My mom and I had a nice lunch with poor service at the restaurant the paint night was being held at. The poor service at the restaurant had me a little worried. Sometimes when I get bad vibes about something that annoys me before a writing session, my writing session ends up being crap because it throws my ju ju off. I was having fun with my mom though and that was the positive thread that held this together for me.

There were only six of us, all women and we sat in tables of two. Almost immediately, one of the women stated she would not be painting the painting that we would be doing, instead she’d be painting a picture for her girlfriend of twelve years sitting next to her. It wasn’t the relationship that annoyed me, it was the fact that she had to draw attention to herself. People who have to be the center of attention in a group annoy the shit out of me. Every relationship is meaningful in some way. I don’t indulge information about my personal relationships in public to a room of strangers. She frequently interrupted the flow of the painting lesson to ask which colors to mix up to get the color she wanted. At one point the hostess artist came around and asked her to tell her about the painting and it’s meaning to her. Everything in the painting represented an aspect of their relationship. The painting was symbolic to her, ok. I can accept that, but I still didn’t want to hear about it.

The selected painting is wine glasses . We began by making a basketball sized circle with white paint in the center of the canvas. Next we mixed blue and white together to make a blue circles around the white circle in the center and mixed a little blue in the middle. After that we began to draw the wine glasses. We started by drawing the oval shaped opening of the glass, followed by the body of the glass and the stem. I quickly became frustrated with how my strokes were looking how my wine glasses were shaped. The painting wasn’t coming together for me and I couldn’t envision what the end product would look like. I was on the verge of a temper tantrum and this painting was headed for disaster.

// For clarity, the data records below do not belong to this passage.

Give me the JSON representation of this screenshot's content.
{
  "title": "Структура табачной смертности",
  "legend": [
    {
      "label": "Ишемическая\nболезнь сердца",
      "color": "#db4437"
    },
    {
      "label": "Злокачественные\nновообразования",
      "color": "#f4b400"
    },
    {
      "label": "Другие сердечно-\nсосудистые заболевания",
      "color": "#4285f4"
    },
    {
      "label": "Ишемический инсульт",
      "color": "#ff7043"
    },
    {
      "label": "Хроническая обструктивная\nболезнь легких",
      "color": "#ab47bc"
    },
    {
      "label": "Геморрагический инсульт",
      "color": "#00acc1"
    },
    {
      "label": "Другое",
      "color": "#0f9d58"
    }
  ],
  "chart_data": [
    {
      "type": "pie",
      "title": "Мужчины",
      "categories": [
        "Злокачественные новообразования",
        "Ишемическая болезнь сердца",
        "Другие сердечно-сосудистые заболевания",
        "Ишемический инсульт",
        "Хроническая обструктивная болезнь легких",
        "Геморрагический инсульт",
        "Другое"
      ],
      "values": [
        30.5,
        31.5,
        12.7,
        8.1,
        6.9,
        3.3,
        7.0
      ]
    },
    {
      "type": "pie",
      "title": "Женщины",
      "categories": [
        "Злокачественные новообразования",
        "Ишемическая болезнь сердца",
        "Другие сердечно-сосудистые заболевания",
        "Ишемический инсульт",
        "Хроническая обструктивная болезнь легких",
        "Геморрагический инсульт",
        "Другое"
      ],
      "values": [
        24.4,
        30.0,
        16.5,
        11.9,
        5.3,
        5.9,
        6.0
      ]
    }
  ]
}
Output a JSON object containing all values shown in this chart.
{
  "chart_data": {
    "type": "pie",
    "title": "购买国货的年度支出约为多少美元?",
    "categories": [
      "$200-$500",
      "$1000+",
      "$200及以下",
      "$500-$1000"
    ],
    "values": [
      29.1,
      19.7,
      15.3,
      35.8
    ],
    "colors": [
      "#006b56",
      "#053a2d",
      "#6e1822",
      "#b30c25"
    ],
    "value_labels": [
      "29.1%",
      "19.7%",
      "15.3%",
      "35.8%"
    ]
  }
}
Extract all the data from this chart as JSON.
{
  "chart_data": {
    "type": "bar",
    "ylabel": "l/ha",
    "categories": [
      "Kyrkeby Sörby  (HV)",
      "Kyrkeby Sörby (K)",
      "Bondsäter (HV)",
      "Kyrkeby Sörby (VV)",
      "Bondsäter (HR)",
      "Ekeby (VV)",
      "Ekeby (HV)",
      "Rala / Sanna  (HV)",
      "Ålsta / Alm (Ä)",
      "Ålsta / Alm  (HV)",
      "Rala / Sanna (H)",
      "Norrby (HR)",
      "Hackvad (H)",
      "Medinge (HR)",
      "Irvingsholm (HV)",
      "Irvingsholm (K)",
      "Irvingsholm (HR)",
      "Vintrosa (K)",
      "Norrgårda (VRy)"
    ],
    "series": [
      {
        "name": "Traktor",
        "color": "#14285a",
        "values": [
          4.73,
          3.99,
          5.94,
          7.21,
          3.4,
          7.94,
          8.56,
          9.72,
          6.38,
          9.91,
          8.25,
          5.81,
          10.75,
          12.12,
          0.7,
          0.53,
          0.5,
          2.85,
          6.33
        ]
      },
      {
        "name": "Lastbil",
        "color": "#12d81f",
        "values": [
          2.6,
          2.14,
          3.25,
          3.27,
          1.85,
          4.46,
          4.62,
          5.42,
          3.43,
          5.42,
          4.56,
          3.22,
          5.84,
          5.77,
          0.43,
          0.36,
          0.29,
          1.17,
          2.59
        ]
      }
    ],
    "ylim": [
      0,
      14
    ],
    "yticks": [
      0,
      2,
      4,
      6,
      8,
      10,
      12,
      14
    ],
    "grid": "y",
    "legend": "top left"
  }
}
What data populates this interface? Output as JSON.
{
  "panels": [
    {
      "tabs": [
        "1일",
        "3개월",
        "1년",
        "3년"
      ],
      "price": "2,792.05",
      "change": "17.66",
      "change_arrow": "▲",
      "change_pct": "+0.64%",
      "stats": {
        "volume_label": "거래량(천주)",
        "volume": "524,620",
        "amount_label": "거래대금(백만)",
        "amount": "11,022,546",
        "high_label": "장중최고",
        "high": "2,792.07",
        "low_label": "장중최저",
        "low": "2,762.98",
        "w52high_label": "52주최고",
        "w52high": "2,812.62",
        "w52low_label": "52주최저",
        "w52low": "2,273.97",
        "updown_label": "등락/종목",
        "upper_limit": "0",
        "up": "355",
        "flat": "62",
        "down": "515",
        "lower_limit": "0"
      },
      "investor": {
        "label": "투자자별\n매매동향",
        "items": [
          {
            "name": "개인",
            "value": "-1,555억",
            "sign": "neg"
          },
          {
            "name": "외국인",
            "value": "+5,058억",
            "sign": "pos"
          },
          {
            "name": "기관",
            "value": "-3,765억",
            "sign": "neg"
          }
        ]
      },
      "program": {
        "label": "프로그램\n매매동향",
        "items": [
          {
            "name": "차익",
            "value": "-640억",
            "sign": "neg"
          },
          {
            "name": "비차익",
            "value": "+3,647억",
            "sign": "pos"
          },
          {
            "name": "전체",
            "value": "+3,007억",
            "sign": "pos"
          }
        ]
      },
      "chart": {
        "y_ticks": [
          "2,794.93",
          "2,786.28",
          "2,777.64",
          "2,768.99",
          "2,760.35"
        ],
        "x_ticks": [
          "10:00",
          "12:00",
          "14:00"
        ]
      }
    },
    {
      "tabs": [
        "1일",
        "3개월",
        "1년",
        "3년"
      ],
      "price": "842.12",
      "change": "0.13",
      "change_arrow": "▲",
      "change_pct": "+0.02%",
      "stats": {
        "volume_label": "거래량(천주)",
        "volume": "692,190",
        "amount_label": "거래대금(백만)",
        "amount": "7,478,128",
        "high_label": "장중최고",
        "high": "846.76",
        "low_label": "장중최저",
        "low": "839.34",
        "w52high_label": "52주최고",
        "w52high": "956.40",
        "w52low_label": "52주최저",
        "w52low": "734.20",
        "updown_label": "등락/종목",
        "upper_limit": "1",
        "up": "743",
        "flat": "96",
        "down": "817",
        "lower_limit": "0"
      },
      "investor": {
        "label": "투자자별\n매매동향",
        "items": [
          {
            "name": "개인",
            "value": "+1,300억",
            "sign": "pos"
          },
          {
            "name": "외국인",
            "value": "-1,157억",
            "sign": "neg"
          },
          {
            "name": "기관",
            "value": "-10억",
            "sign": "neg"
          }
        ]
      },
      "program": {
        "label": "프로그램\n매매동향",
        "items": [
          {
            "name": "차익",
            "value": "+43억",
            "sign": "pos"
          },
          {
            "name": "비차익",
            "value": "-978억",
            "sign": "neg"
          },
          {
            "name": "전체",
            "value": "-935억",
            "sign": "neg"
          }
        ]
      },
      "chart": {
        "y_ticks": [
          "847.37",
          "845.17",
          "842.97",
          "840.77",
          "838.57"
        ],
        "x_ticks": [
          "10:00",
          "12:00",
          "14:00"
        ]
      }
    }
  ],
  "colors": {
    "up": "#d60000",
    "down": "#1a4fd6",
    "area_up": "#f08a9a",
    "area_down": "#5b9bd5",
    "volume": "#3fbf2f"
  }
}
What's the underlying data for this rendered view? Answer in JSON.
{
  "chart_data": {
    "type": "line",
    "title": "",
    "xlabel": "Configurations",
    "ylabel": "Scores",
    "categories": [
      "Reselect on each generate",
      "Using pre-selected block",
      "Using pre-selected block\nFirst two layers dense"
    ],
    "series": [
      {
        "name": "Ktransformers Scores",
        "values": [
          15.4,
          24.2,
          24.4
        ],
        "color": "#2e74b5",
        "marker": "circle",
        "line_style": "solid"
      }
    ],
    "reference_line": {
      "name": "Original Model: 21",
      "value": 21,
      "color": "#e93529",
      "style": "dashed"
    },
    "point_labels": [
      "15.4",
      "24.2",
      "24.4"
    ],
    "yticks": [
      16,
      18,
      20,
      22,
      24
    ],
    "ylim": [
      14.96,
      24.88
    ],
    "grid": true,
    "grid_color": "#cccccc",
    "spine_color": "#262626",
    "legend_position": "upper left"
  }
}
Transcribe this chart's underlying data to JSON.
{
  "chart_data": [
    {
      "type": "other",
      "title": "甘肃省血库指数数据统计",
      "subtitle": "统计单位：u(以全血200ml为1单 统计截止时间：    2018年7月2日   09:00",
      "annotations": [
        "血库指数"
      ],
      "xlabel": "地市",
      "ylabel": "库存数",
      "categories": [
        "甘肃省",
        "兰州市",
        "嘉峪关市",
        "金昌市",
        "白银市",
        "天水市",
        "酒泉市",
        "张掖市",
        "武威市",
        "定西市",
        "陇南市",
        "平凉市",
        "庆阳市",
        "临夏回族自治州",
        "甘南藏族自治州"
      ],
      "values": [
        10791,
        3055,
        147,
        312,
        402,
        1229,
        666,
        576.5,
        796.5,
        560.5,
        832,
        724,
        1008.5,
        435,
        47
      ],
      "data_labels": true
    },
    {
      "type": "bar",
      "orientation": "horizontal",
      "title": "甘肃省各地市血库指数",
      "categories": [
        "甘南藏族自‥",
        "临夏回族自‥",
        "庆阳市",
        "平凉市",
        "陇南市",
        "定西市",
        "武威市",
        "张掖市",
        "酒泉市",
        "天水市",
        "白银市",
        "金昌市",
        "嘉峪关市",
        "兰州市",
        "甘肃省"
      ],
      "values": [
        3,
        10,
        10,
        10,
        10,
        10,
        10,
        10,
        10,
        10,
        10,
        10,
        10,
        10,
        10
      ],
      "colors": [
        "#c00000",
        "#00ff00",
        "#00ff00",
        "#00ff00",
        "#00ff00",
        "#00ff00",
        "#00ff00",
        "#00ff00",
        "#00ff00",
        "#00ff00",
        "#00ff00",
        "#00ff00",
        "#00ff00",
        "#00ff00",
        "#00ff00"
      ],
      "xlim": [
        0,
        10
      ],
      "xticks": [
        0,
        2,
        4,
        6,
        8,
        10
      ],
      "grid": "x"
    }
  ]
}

The hostess artist came around and made some suggestions and also said something that resonated with me. She said, “you are over thinking your strokes”. That was it. That was my problem. I’m a perfectionist who was over thinking her paint brush strokes and trying too hard because I’ve never considered myself artistic and I wanted to make a pretty painting. I had lost the essence of the activity. I looked over at my Mom. Her painting was awesome and she was having fun. That made me happy. Here I was about to act like an ass and throw a fit because my wine glasses didn’t look right. So I quickly regrouped. I used a few tips that the hostess artist had showed me and I fixed my wine glasses by outlining them with black paint using the smallest brush. The strokes I outlined the glasses with in black paint came more naturally and I added some of my own color to the top. The painting came together nicely and in the end I was pleased.

The other added bonus was that we had a short intermission where we went outside to take one shot at Corn Hole. Whoever got their bean bag in the corn hole won a free ticket to another Paint Night. When it was my turn I took my time, aimed for the hole and swung my arm in alignment with the hole the same as I do when I play Skee Ball. I won myself a free ticket to Paint Night. Even better than that though, this hostess is at this restaurant every Sunday. After football season ends my Mom and I agreed to come back again. I look forward to taking the time to nurture my relationship with my mother and my inner artist. If you haven’t tried a paint night, I’d highly recommend it. Even if you don’t consider yourself and artsy artist, you’ll surprise yourself.

It made me happy to look at this painting as I was writing this blog post. I am also proud to announce that I am on a writing streak. I have written sixty five days in a row. I journal and practice gratitude. I am nurturing my inner artist and getting to know myself again through my writng. Today was perfect.

Off to bed now. Tomorrow I have to be nurse.